Physical Health Contributors
To win a battle, you must know your opponent. Perimenopause is sneaky because it does not directly cause depression; instead, it can trigger the onset of several symptoms that are linked to depression.
For example, perimenopause is associated with sleeping problems from hot flashes and overall discomfort at night, lower self-esteem from a changing body image and weight gain, and mood changes from surging hormones. Individually, these symptoms would not equate to depression, but together they push you towards depression.
Furthermore, the physiological changes of perimenopause often create higher levels of stress. When stress is higher, any task can be more time-consuming, more arduous, and more frustrating. Added distress can result in problems like:
- Changing appetite
- Low levels of energy and motivation
- Increased anxiety
- Reduced attention and concentration levels
- Higher irritability
Social Health and Situational Contributors
Beyond the physical changes directly caused by menopause, there are other life changes that occur during the time of perimenopause. These issues will add another layer of stress that nudge you closer to depression.
The social and situations contributors of depression include:
- Aging parents that may die or require special assistance.
- Children leaving home and empty-nest syndrome, meaning your responsibilities in within the home are changing.
- Changing relationship status and/or the lower sexual interest that usually accompanies perimenopause.
- Transitions with work if you choose to reinvest in your work or move in new direction due to changing needs at home.
- Changing social relationships.
All of these changes affect your identity. It can be easy to lose track of yourself, your needs, and your goals. With uncertain self-esteem, depression will move in with new intensity.
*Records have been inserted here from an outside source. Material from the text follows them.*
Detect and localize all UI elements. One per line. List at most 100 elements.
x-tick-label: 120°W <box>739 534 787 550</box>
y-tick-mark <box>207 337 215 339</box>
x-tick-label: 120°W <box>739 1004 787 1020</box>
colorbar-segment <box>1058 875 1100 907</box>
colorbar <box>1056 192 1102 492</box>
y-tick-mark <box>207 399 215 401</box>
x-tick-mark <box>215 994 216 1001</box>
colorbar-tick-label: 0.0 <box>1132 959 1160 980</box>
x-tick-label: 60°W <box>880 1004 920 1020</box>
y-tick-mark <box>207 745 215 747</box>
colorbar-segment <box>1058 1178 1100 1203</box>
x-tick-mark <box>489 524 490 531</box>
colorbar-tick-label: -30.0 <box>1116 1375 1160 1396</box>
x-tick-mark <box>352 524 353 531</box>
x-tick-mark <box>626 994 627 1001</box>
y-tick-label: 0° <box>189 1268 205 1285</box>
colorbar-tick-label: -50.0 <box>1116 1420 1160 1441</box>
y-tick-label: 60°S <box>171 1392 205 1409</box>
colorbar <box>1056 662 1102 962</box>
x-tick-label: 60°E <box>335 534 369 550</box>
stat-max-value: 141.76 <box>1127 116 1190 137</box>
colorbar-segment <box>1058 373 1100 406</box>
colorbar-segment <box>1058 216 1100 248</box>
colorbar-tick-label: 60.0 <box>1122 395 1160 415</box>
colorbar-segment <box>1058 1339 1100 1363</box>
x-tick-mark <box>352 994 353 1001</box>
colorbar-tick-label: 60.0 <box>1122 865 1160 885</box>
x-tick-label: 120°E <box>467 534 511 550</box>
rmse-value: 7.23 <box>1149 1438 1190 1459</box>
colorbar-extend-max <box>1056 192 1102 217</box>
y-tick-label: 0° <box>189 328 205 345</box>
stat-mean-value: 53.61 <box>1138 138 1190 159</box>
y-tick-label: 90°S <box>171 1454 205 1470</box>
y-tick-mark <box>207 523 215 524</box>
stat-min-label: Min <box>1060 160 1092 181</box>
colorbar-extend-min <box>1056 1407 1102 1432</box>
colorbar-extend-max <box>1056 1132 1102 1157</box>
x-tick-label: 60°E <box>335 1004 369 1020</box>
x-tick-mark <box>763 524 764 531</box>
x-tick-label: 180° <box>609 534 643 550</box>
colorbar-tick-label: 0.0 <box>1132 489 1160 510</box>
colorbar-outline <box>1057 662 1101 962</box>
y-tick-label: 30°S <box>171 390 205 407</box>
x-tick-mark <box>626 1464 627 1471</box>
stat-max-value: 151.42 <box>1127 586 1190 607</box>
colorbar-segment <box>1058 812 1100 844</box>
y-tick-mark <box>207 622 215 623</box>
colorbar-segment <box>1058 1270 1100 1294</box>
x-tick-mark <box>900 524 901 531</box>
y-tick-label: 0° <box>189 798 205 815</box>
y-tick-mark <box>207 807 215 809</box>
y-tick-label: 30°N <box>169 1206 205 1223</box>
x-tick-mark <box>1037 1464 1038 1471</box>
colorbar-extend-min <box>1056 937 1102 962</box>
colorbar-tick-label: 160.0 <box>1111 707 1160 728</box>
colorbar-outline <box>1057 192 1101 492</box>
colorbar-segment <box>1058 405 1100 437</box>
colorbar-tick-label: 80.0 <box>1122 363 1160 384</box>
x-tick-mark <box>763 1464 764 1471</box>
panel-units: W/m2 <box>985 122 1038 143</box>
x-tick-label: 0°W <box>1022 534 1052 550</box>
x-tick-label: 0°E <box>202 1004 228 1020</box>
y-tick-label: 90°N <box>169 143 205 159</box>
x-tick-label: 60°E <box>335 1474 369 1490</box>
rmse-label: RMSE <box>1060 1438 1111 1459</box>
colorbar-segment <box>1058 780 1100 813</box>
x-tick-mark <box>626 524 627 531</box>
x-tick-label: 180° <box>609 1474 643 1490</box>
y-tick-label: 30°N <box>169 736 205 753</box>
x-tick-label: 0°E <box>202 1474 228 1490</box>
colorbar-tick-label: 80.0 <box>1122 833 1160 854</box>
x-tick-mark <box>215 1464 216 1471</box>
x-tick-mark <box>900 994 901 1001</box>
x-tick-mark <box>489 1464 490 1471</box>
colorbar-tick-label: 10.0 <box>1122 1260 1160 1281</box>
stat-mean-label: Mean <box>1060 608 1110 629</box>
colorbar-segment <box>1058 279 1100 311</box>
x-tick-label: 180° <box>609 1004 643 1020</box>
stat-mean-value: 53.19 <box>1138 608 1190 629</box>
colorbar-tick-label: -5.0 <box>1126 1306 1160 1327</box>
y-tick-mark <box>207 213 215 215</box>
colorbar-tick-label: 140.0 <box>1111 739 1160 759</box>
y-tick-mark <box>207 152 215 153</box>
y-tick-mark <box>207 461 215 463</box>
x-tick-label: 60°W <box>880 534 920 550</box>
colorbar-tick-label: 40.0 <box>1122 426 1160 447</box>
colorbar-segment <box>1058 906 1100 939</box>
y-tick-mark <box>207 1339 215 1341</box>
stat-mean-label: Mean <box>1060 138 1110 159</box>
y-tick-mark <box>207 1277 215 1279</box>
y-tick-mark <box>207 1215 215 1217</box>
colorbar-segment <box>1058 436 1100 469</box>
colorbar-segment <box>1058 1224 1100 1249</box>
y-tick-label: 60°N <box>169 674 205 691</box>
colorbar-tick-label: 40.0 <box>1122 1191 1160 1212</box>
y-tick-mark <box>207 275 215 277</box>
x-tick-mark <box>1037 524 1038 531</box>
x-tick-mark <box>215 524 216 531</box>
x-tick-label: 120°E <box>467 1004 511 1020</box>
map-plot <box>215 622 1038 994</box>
As depression continues to emerge, you will be well served to take active measures to prevent its progression. Since you will not be able to stop the course of menopause, you can take steps to preserve and improve your mood, energy, interests, motivations, and self-esteem.
Reinvest In Your Physical Health
The hormonal changes will be largely outside of your control. Your doctor may recommend some treatments, but the rest is up to you.
Maintain your physical health by improving your diet to feed your nutritional needs and increasing your exercise to flood your brain with helpful neurotransmitters. Since sleep is important and greatly affected, try to explore behavioral interventions like ice packs to achieve more comfortable, restful sleep.
Refine Your Relationships
As noted, your relationships are vulnerable during perimenopause. The relationships with your parents, children, spouse, and friendships may suffer from the added stresses of menopause.
You may gain new relationships from a return to work or lose relationships from your decision to change your career. At this point, it is valuable to take an inventory of your relationships to see which ones need extra care to flourish and which ones should no longer survive.
Focus your energy on relationships that are high quality rather than a higher quantity of relationships.
Reimagine Your Identity
Quite literally, menopause marks the end — the end of your menstruation and the end of your former self. This ending can strip away your identity as it strips away your self-esteem.
This can lead to isolation, and as you no longer know who you are and what you enjoy. There is another option, though. You can instead choose to rediscover, reinvent, and reimage your identity.
You can continue with characteristics that give you pride and satisfaction as you foster new interests and attributes.
Part of your new identity will involve deciding what you like and what you don’t like to do for fun. Do you like going to the movies after a quiet dinner at home, or do you like to skydive after launching yourself over a flaming school bus on a dirt bike?
Just because you spent so much time doing certain activities does not mean that you must continue unchanged. Since so many changes are coming with perimenopause, this is the perfect opportunity to redefine your ideas of fun.
Is It Depression?
It may be challenging to differentiate depression from sadness, but it will be an important distinction for you to make. There is danger in overestimating and underestimating your feelings that could lead to unwanted experiences and reactions.
Major depressive disorder is a clinically diagnosable condition that is marked by someone experiences at least five symptoms of depression more often than not for at least two weeks. Depression is a serious condition that can only be diagnosed by a mental health professional.
From there, your mental health expert can recommend treatment options that can improve your menopause-related depression through a series of therapeutic interventions and/or the use of medications. Either one or both combined can do much to aid your recovery.
The link between depression and menopause may not be apparent at first, but menopause’s effect on your physical health and the social health transitions contribute to mood disturbances that can build to depression. Understand what you are up against and decide to retaliate.
You cannot stop menopause, but you can limit the reach of its negative influence. You can be happy with menopause!